Note how a “fuzzy” string matching algorithm automatically recognises variations in base units, allowing natural, intuitive input of units. For example, "ml/s", "mL/sec", "milliliter/s", and "millilitre/second" are all equally identified as mL/s. Unit delimiters can be any combination of a space, dot (.), forward-slash (/), or the “per” unit (-1). Thus, "ml/kg", "mL / kg", "mL /kilogram", "ml kg-1" or "ml.kg-1" are equally recognised as mL/kg. For a reminder on what units are available to use, call unit_args(). Some units require temperature, salinity and atmospheric pressure to perform the conversion:

unit_args()
#> Note: A string-matching algorithm is used to identify units. 
#> Example 1: These are recognised as the same: 'mg/L', 'mg/l', 'mg L-1', 'mg per litre', 'mg.L-1'
#> Example 2: These are recognised as the same: 'hour', 'hr', 'h'
#> 
#> # Input Units # --------------------------------------
#> Oxygen concentration units should use SI units (`L` or `kg`) for the denominator.
#> 
#> Oxygen Concentration or Pressure Units - Do not require t, S and P
#> [1] "mg/L"   "ug/L"   "mmol/L" "umol/L"
#> Oxygen Concentration or Pressure Units - Require t, S and P
#>  [1] "mL/L"    "mg/kg"   "ug/kg"   "mmol/kg" "umol/kg" "mL/kg"   "%Air"   
#>  [8] "%O2"     "Torr"    "hPa"     "kPa"     "mmHg"    "inHg"   
#> 
#> Volume units for use in flow rates in calc_rate.ft and convert_rate.ft
#> (e.g. as in 'ml/min', 'L/s', etc.)
#> [1] "uL" "mL" "L" 
#> 
#> Time units (for 'time.unit' or as part of 'flowrate.unit')
#> [1] "sec"  "min"  "hour" "day" 
#> 
#> Mass units
#> [1] "ug" "mg" "g"  "kg"
#> 
#> Area units
#> [1] "mm2" "cm2" "m2"  "km2"
#> 
#> # Output Units in 'convert_rate' & 'convert_rate.ft' #
#> Must be in correct order, with no special characters other than the separator:
#> 
#> Absolute rates:        O2/Time       e.g. 'mg/sec',     'umol/min',     'mL/h'
#> Mass-specific rates:   O2/Time/Mass  e.g. 'mg/sec/ug',  'umol/min/g',   'mL/h/kg'
#> Area-specific rates:   O2/Time/Area  e.g. 'mg/sec/mm2', 'umol/min/cm2', 'mL/h/m2'
#> 
#> Output Oxygen amount units
#> [1] "ug"   "mg"   "umol" "mmol" "mol"  "mL"  
#> 
#> Output Time units
#> [1] "sec"  "min"  "hour" "day" 
#> 
#> Output Mass units for mass-specific rates
#> [1] "ug" "mg" "g"  "kg"
#> 
#> Output Area units for surface area-specific rates
#> [1] "mm2" "cm2" "m2"  "km2"

Summary

This is an example of a straightforward analysis of a closed-chamber respirometry experiment. This entire analysis can be documented and shared in only a few lines of code, making it easily reproducible if the original data file is included:

# import and inspect
urchin <- inspect(urchins.rd, time = 1, oxygen = 15)

# Background
bg <- calc_rate.bg(urchins.rd, time = 1, oxygen = 18:19)

# Specimen rate
urch_rate <- calc_rate(urchin, from = 4, to = 29, by = "time")

# Adjust rate
urch_rate_adj <- adjust_rate(urch_rate, bg)

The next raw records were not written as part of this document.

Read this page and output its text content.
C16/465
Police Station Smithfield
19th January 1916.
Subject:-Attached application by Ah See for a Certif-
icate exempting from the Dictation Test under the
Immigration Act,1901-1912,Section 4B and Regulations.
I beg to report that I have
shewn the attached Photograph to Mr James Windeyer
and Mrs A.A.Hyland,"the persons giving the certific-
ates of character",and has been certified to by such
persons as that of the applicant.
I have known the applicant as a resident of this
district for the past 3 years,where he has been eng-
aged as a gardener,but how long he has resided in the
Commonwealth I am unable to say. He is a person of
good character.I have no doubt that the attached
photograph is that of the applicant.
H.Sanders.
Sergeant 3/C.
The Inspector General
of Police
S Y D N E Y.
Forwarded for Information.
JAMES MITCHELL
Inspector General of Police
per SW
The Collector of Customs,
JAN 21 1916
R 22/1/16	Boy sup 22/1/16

# Convert to final rate units
urchin_MO2 <- convert_rate(urch_rate_adj,
                           o2.unit = "mgl-1", 
                           time.unit = "m", 
                           output.unit = "mg/s/kg", 
                           volume = 1.09, 
                           mass = 0.19)

Using tidyverse practices (i.e. dplyr pipes), can reduce this even further:

urchins.rd %>%                                           # With the data object,
  inspect(1, 15) %>%                                     # inspect, then
  calc_rate(from = 4, to = 29, by = "time") %>%          # calculate rate, then
  print() %>%
  adjust_rate(
    calc_rate.bg(urchins.rd, time = 1, 
                 oxygen = 18:19)) %>%                    # adjust bg rate, then
  print() %>%
  convert_rate(o2.unit = "mgl-1", time.unit = "m",     
    output.unit = "mg/s/kg", volume = 1.09, mass = 0.19) # convert units.